Und ich möchte betonen: Es geht um eine zukunftsfähige Tierhaltung und nicht um ihre Abschaffung, wie es letztens im Ausschuss von Staatssekretär Zender zu hören war.
(Frank Bommersbach, CDU: Sie verhöhnen alle Bauern! Das ist eine Verhöhnung der Landwirtschaft, was Sie hier machen!)
Das in Sachsen-Anhalt drängende Thema Bodenmarkt möchte ich noch ansprechen. Frau Pasbrig ging darauf ein. Herr Minister Schulze, ich möchte Sie dringend bitten, nicht länger zuzuschauen, wie außerlandwirtschaftliche und überregionale Großinvestorinnen mit dem begrenzten Gut Boden spekulieren.
Die regional verankerte Landwirtschaft kann oft nicht mithalten und geht leer aus. Wir brauchen endlich bessere gesetzliche Regelungen, um den Ausverkauf des Bodens zu stoppen.
Abschließend möchte ich festhalten, eine Agrar- und Ernährungswende ist notwendiger denn je. Wir sollten uns aber auch klarmachen, dass alle Maßnahmen für die Landwirtschaft
möglichst wenig CO2 ausstoßen und um jedes Zehntelgrad kämpfen, damit die Temperatur nicht weiter erhöht wird.
Das ist Solidarität. Das ist Unterstützung für die Landwirtschaft. Nur wenn wir heute Maßnahmen wie ein Tempolimit auf Autobahnen realisieren,
- Nein, das war zu spät. Die Rede war durch. Das wissen wir auch. - Das Schlusswort von Herrn Feuerborn.
(Unruhe - Ulrich Siegmund, AfD: Herrlich!

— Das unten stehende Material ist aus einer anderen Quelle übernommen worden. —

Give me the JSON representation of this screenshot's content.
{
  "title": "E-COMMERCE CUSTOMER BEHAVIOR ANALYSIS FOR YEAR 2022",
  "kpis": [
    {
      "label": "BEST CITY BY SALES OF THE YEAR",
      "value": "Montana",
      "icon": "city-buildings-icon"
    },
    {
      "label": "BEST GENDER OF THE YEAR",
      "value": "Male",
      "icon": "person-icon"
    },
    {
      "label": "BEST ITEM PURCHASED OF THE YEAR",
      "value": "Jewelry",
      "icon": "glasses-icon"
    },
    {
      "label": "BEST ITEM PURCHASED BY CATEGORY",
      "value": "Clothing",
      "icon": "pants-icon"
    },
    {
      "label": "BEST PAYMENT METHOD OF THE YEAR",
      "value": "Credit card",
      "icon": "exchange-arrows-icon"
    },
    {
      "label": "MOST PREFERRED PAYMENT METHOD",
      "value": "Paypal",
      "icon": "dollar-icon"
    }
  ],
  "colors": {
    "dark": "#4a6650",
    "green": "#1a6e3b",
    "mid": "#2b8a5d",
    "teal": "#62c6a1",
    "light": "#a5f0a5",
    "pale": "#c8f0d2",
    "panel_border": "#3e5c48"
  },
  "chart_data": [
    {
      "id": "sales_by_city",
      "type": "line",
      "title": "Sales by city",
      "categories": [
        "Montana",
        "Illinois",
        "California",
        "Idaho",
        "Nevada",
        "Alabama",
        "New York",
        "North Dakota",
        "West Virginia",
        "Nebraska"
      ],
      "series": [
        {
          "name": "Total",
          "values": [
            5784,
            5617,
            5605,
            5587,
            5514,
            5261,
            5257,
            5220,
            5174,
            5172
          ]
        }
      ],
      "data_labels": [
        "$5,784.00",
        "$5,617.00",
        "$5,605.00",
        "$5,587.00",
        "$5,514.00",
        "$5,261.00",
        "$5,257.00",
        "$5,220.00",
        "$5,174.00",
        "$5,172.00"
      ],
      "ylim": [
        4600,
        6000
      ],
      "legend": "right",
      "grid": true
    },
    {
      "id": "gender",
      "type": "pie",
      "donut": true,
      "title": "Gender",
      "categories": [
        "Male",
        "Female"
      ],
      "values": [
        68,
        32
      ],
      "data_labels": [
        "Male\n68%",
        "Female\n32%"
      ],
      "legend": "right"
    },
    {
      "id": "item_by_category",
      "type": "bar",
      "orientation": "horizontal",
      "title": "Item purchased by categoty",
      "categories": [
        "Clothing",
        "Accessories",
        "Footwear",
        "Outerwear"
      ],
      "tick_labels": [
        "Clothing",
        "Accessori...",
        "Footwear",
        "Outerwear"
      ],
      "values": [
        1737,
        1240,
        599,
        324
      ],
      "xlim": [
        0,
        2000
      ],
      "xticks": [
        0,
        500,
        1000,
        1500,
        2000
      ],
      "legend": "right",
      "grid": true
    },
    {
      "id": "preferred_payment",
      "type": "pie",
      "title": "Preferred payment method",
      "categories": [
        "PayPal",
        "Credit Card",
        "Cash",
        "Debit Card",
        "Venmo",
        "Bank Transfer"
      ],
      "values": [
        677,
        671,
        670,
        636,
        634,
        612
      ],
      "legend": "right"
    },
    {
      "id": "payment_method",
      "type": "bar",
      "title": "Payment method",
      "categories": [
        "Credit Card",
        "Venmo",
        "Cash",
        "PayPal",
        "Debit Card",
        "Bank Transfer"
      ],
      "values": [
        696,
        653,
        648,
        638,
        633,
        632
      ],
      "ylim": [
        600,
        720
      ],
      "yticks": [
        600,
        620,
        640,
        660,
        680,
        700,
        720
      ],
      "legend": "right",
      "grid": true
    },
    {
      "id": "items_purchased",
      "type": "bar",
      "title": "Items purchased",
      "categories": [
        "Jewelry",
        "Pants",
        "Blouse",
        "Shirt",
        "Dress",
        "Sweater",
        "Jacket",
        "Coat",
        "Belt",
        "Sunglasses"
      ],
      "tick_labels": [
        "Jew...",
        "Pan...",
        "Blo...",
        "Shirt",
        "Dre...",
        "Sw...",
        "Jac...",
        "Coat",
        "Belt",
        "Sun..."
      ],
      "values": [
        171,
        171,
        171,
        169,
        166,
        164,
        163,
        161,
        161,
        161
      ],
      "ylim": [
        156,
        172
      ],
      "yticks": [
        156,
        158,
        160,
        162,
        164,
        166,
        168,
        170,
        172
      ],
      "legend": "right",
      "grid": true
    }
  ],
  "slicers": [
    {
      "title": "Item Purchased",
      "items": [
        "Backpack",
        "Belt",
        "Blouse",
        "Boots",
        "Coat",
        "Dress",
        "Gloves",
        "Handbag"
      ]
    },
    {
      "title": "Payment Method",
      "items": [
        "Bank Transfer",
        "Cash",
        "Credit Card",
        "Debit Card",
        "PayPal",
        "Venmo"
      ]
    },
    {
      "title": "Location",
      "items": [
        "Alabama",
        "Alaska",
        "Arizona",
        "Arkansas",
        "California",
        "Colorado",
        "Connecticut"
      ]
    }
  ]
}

Mit denen habt ihr fünf Jahre lang regiert! - Marco Tullner, CDU: Das kann man doch so nicht stehen lassen! - Zuruf von Daniel Roi, AfD - Unruhe)
Herr Feuerborn, Sie haben das Wort. - Alle anderen konzentrieren sich. Es geht nach den drei Minuten in die Mittagspause. Dann kann man wieder Luft holen.
Sehr geehrter Herr Präsident! Meine sehr geehrten Damen und Herren! Werte Gäste auf der Tribüne! Liebe Frau Frederking, eine Wende in der Agrarwirtschaft brauchen wir nicht.
Landwirtschaft verändert sich ständig. Sie passt sich ständig den Gegebenheiten an. Der Unternehmer versucht immer, den Weg dahin zu finden, dass die Arbeit in der Landwirtschaft entsprechende Gewinne abwerfen kann, um in diesem Land auch ihre Sozialverträglichkeit darstellen zu können.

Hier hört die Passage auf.